João Campos (PSB) propõe que o comando da segurança pública volte a ser liderado diretamente pelo governador, com metas rígidas de redução da criminalidade. O plano inclui a criação de uma central de monitoramento inteligente na Região Metropolitana, videomonitoramento com inteligência artificial em rodovias e divisas estaduais, além de plantão 24h nas Delegacias da Mulher (DEAMs).

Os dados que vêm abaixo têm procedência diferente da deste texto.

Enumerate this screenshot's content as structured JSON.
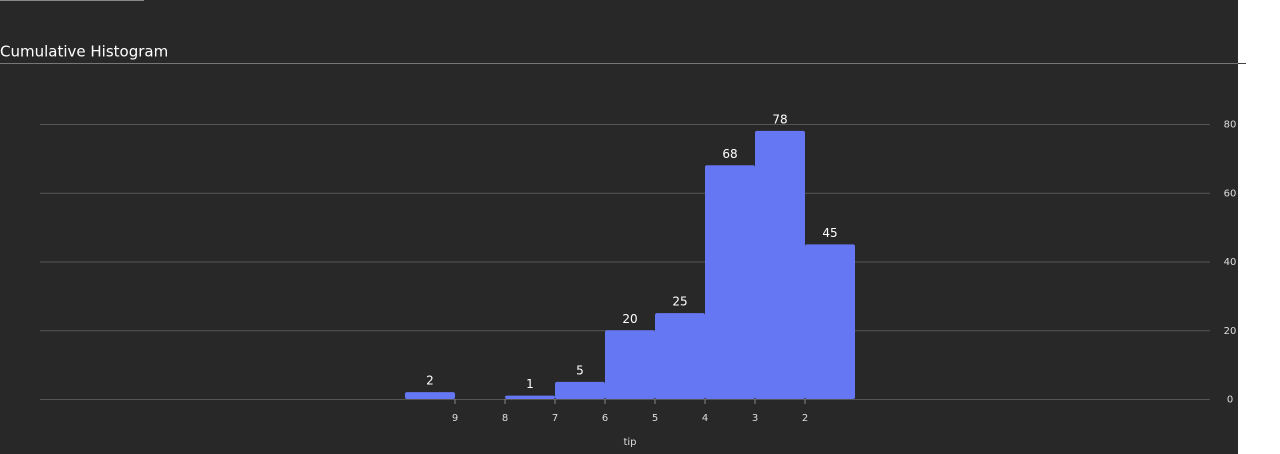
{
  "chart_data": {
    "type": "histogram",
    "title": "Cumulative Histogram",
    "x_label": "tip",
    "bins": [
      1,
      2,
      3,
      4,
      5,
      6,
      7,
      8,
      9,
      10
    ],
    "counts": [
      45,
      78,
      68,
      25,
      20,
      5,
      1,
      0,
      2
    ],
    "color": "#6577f3",
    "xlim": [
      17.3,
      -6.1
    ],
    "xticks": [
      2,
      3,
      4,
      5,
      6,
      7,
      8,
      9
    ],
    "ylim": [
      0,
      80
    ],
    "yticks": [
      0,
      20,
      40,
      60,
      80
    ],
    "y_axis_side": "right",
    "grid": true
  }
}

Raquel Lyra (PSD) defende a expansão do programa Juntos pela Segurança e a instalação de câmeras com reconhecimento facial no Recife, Caruaru e Petrolina. A candidata prevê a conclusão de complexos penitenciários em Araçoiaba, Itaquitinga e Tacaimbó, além da construção de sete novos batalhões da Polícia Militar (PM) e a realização de concursos periódicos.
As propostas de esquerda focam na mudança estrutural do sistema. Guilherme Fonseca (PSTU) sugere a desmilitarização total da PM e a unificação das polícias em uma corporação civil. Ivan Moraes (PSOL) propõe a proibição do reconhecimento facial por risco de discriminação racial e a criação de corregedorias externas independentes para apurar violência policial.
Renan Hallais (Missão) propõe um projeto de lei na Assembleia Legislativa de Pernambuco (Alepe) para automatizar a abertura de concursos quando houver déficit de efetivo. Seu plano prevê que as corporações atinjam 85% do quadro legal até o fim do mandato e proíbe o uso de recursos públicos para artistas que façam apologia ao tráfico.
Outras candidaturas apresentam medidas específicas: Jeremias Cosmo (Democrata) foca na modernização da Polícia Científica e redução de inquéritos paralisados; a Professora Camila (UP) defende a extinção da estrutura militarizada e punição a agentes da ditadura; e Victor Assis (PCO) propõe a extinção de todas as estruturas armadas estatais e o direito irrestrito ao armamento.